A good step would be looking at Lenat's published work around that time to get a feel for how he thought about AI and what strategies he was likely to implement. Lenat was a firm believer in symbolics meaning he worked almost entirely in Lisp. Another thing is that his systems were interactive - they relied to a large degree on user input, possibly in 'selecting' the right strategies which the machine would then investigate in further depth and possibly try to optimize. For an example of this, rule 2 of the AM system is, "If the user has recently referred to X, then boost the priority of any tasks involving X."

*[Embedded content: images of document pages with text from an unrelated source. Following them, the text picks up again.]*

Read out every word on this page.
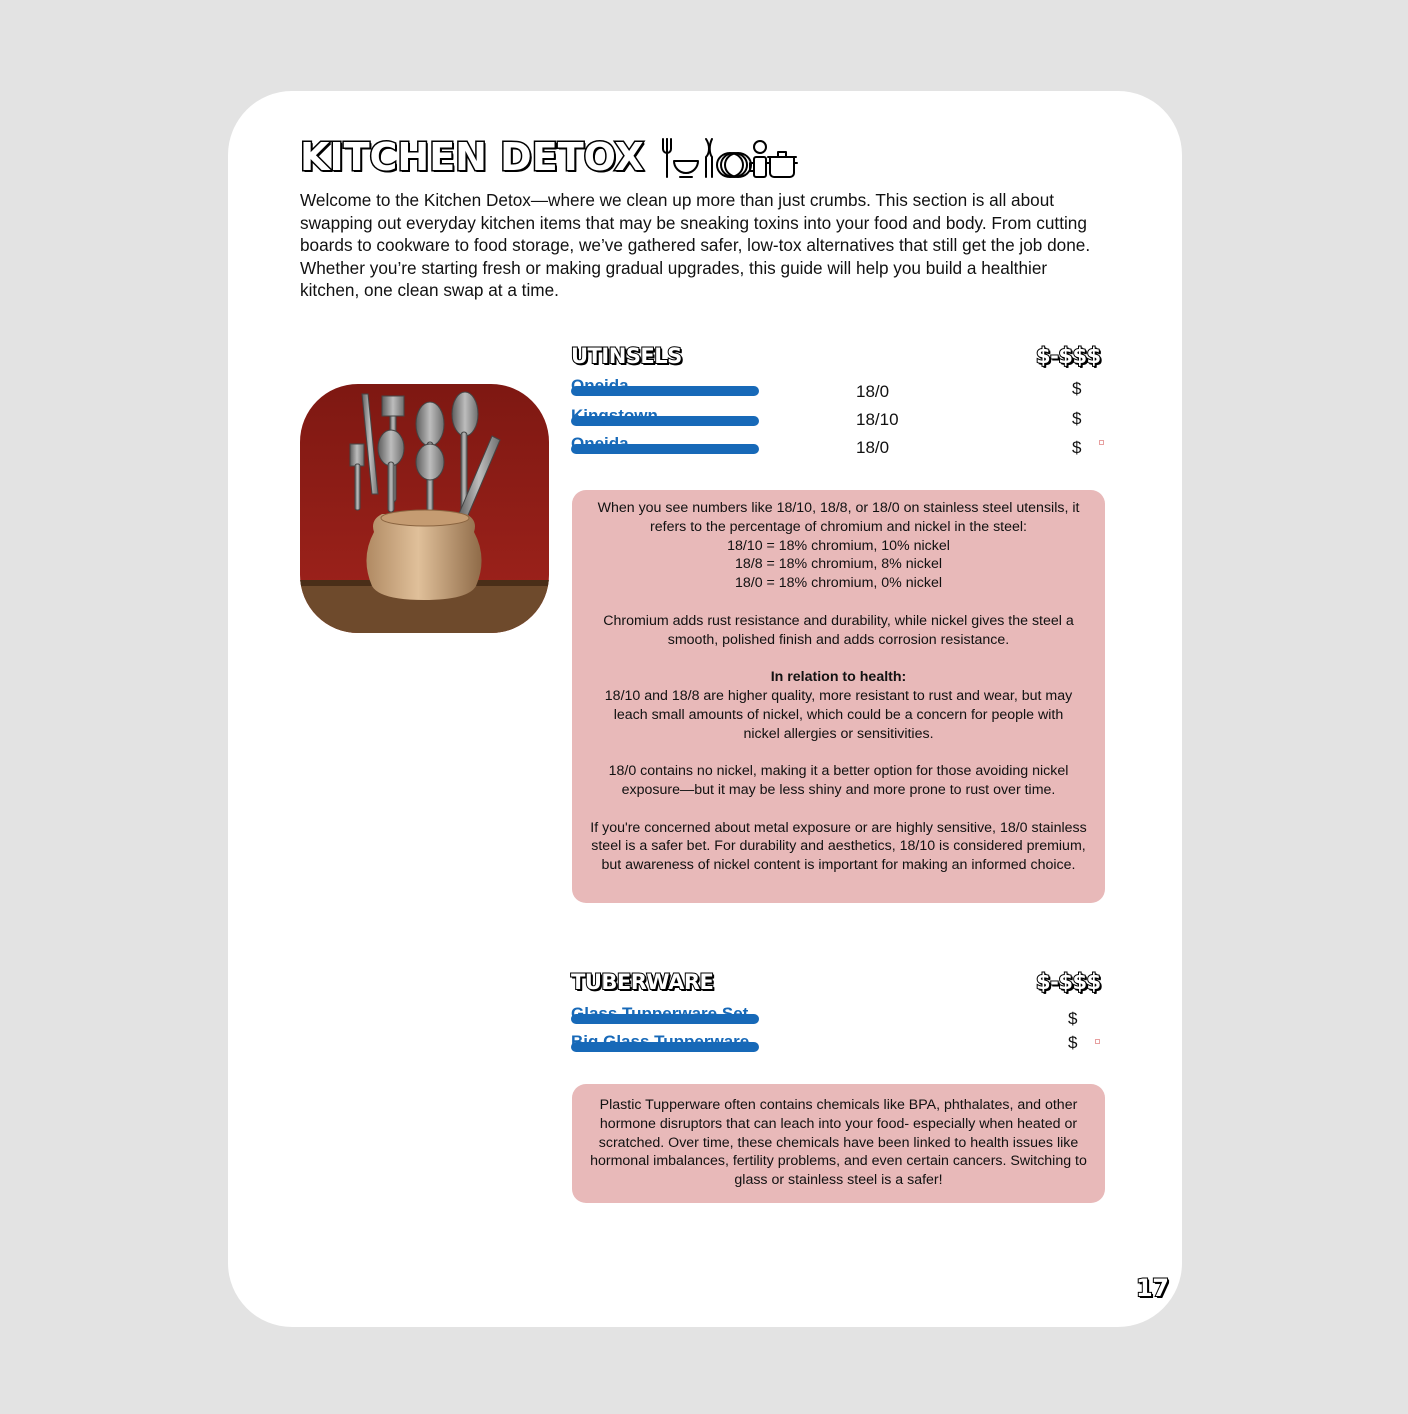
KITCHEN DETOX
Welcome to the Kitchen Detox—where we clean up more than just crumbs. This section is all about swapping out everyday kitchen items that may be sneaking toxins into your food and body. From cutting boards to cookware to food storage, we’ve gathered safer, low-tox alternatives that still get the job done. Whether you’re starting fresh or making gradual upgrades, this guide will help you build a healthier kitchen, one clean swap at a time.
UTINSELS	$-$$$
Oneida	18/0	$
Kingstown	18/10	$
Oneida	18/0	$

When you see numbers like 18/10, 18/8, or 18/0 on stainless steel utensils, it

refers to the percentage of chromium and nickel in the steel:

18/10 = 18% chromium, 10% nickel

18/8 = 18% chromium, 8% nickel

18/0 = 18% chromium, 0% nickel

Chromium adds rust resistance and durability, while nickel gives the steel a smooth, polished finish and adds corrosion resistance.

In relation to health:

18/10 and 18/8 are higher quality, more resistant to rust and wear, but may leach small amounts of nickel, which could be a concern for people with nickel allergies or sensitivities.

18/0 contains no nickel, making it a better option for those avoiding nickel exposure—but it may be less shiny and more prone to rust over time.

If you're concerned about metal exposure or are highly sensitive, 18/0 stainless steel is a safer bet. For durability and aesthetics, 18/10 is considered premium, but awareness of nickel content is important for making an informed choice.

TUBERWARE	$-$$$
Glass Tupperware Set	$
Big Glass Tupperware	$

Plastic Tupperware often contains chemicals like BPA, phthalates, and other hormone disruptors that can leach into your food- especially when heated or scratched. Over time, these chemicals have been linked to health issues like hormonal imbalances, fertility problems, and even certain cancers. Switching to glass or stainless steel is a safer!

17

Lenat himself said that the Traveller TCS solution was 60% himself and 40% Eurisko, and given that he was trying to promote his software, this is probably an overestimate. It's likely that Lenat won Traveller TCS, not Eurisko, and that Eurisko was simply a tool he used to carry out various simulations and computations that would have been tedious to do by hand. That doesn't mean that the system is useless though. I'm personally extremely interested in interactive AI systems that use the 'best of both worlds', relying on a combination of human intuition and raw machine computational power to perform tasks that neither could have done separately.
Douglas Lenat's program EURISKO is legendary in the AI community for a distinct real-world achievement: allowing Lenat to win the the Traveller TCS roleplaying game tournament two years in a row (and then semi-voluntarily not competing subsequent years). Lenat never released EURISKO's source code, leaving how he managed to pull off this feat somewhat of a mystery. Yet Lenat's later work based on EURISKO does not seem to have yielded anything else in the way of practical benefits.
Some time ago on LessWrong, someone proposed trying to figure out what Lenat did and reimplementing EURISKO. But Eliezer is worried this could be dangerous. So I have another proposal: see if Lenat's accomplishment can be replicated using machine learning and genetic programming techniques that are already publicly known.
My suspicion is that Lenat's TCS win tells us more about TCS than about EURISKO, that TCS is likely a game that's inherently vulnerable to the "find winning strategies by simulating a lots of games on a computer" meta-strategy. I've heard, for example, that battles are often tactically trivial, with the outcome of battles effectively determined by the composition of the two fleets (and fleet composition is what Lenat used EURISKO for). If that hypothesis is correct, though, it suggests it shouldn't be necessary to reimplement EURISKO specifically to get a program that's good at designing TCS fleets. If that turns out not to be the case, it would be evidence that there really is something special about EURISKO after all.
Does anyone know if anyone has tried this? As a novice computer programmer, I think it might be a good project to hone my programming skills. Input on how to approach such a project would be appreciated.